I would expect the magic to somehow reside in the LLVM annotations that are placed on the pointers that are created from the UnsafeCell. In LLVM-speak, most Rust references should receive a noalias annotation indicating absence of mutable aliasing, but references to an UnsafeCell should not.

However, LLVM's noalias has historically been pretty broken, so it may well be that the annotation has currently been disabled for Rust references as well... especially as that latter issue that I just found again (and actually am no stranger to :wink: ) is still open.

That would explain why you saw no difference in the LLVM IR.

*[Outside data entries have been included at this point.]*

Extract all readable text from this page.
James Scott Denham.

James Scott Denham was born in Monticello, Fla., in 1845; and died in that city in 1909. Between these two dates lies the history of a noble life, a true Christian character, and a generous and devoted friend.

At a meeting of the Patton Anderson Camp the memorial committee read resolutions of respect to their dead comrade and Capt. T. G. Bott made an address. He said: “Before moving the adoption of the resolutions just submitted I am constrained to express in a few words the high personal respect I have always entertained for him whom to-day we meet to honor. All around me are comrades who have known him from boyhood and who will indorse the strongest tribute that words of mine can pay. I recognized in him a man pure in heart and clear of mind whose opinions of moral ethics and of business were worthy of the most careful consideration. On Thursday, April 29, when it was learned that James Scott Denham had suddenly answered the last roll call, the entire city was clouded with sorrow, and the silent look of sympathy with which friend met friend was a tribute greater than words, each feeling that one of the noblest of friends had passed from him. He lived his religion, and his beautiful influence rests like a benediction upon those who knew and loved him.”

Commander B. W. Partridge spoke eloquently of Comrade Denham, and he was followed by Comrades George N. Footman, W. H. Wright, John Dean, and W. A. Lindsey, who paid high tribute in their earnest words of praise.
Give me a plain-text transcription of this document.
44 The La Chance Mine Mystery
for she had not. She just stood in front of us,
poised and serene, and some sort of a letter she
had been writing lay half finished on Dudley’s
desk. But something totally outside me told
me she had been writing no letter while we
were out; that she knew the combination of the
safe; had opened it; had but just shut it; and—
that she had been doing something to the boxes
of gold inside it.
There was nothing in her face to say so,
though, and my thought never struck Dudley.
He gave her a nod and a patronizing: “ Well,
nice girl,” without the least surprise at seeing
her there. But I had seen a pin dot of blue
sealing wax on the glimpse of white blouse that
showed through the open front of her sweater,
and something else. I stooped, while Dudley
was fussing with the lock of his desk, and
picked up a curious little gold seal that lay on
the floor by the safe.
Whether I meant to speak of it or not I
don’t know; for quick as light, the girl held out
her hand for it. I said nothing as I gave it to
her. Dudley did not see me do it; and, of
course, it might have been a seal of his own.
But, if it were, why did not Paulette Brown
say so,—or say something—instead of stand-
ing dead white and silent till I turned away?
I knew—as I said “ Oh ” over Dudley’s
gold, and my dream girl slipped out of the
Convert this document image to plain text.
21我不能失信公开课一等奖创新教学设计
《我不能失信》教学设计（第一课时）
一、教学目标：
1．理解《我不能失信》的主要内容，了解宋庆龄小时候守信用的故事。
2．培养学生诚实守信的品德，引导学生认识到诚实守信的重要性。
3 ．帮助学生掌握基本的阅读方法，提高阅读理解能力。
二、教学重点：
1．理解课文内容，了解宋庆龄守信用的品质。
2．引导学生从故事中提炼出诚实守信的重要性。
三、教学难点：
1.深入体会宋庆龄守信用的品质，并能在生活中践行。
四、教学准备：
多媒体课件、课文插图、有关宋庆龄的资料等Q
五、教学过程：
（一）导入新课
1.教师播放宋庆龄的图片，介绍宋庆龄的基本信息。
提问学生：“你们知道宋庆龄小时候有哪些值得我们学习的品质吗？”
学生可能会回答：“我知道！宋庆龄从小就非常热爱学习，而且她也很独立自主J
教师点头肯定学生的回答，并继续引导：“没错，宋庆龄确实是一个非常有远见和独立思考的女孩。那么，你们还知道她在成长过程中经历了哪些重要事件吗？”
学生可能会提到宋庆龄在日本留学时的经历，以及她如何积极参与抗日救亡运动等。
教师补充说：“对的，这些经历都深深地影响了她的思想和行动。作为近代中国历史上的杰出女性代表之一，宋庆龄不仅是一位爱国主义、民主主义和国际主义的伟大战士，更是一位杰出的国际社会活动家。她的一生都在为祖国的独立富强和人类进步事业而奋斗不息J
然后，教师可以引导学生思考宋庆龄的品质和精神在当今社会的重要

There's an internal auto trait Freeze which is un-implemented for UnsafeCell:

https://github.com/rust-lang/rust/blob/4b65a86ebace8600c8e269e8bfe3365cdc460e68/src/libcore/marker.rs#L584-L591

Then immutable references can be either PointerKind::Frozen or Shared:
https://github.com/rust-lang/rust/blob/4b65a86ebace8600c8e269e8bfe3365cdc460e68/src/librustc/ty/layout.rs#L2115-L2123

And this affects the argument attributes that should make it to LLVM IR:

https://github.com/rust-lang/rust/blob/4b65a86ebace8600c8e269e8bfe3365cdc460e68/src/librustc/ty/layout.rs#L2713-L2728

For example:

pub fn foo(_: &Cell<i32>) {}
pub fn bar(_: &i32) {}
; playground::foo
; Function Attrs: nonlazybind uwtable
define void @_ZN10playground3foo17hc101073ff22051efE(i32* align 4 dereferenceable(4)) unnamed_addr #0 !dbg !5 {
start:
  %arg0 = alloca i32*, align 8
  store i32* %0, i32** %arg0, align 8
  call void @llvm.dbg.declare(metadata i32** %arg0, metadata !22, metadata !DIExpression()), !dbg !23
  ret void, !dbg !24
}

; playground::bar
; Function Attrs: nonlazybind uwtable
define void @_ZN10playground3bar17h85d9491b10a44bb7E(i32* noalias readonly align 4 dereferenceable(4)) unnamed_addr #0 !dbg !25 {
start:
  %arg0 = alloca i32*, align 8
  store i32* %0, i32** %arg0, align 8
  call void @llvm.dbg.declare(metadata i32** %arg0, metadata !29, metadata !DIExpression()), !dbg !30
  ret void, !dbg !31
}

(only the latter has noalias readonly)

6 Likes

Thanks to all for the very detail answers. This is all great information. Also the information on UnsafeCell is great. I didn't get that before. Thanks to all, now I have a better idea on what to do with unsafe :slight_smile:

This topic was automatically closed 90 days after the last reply. New replies are no longer allowed.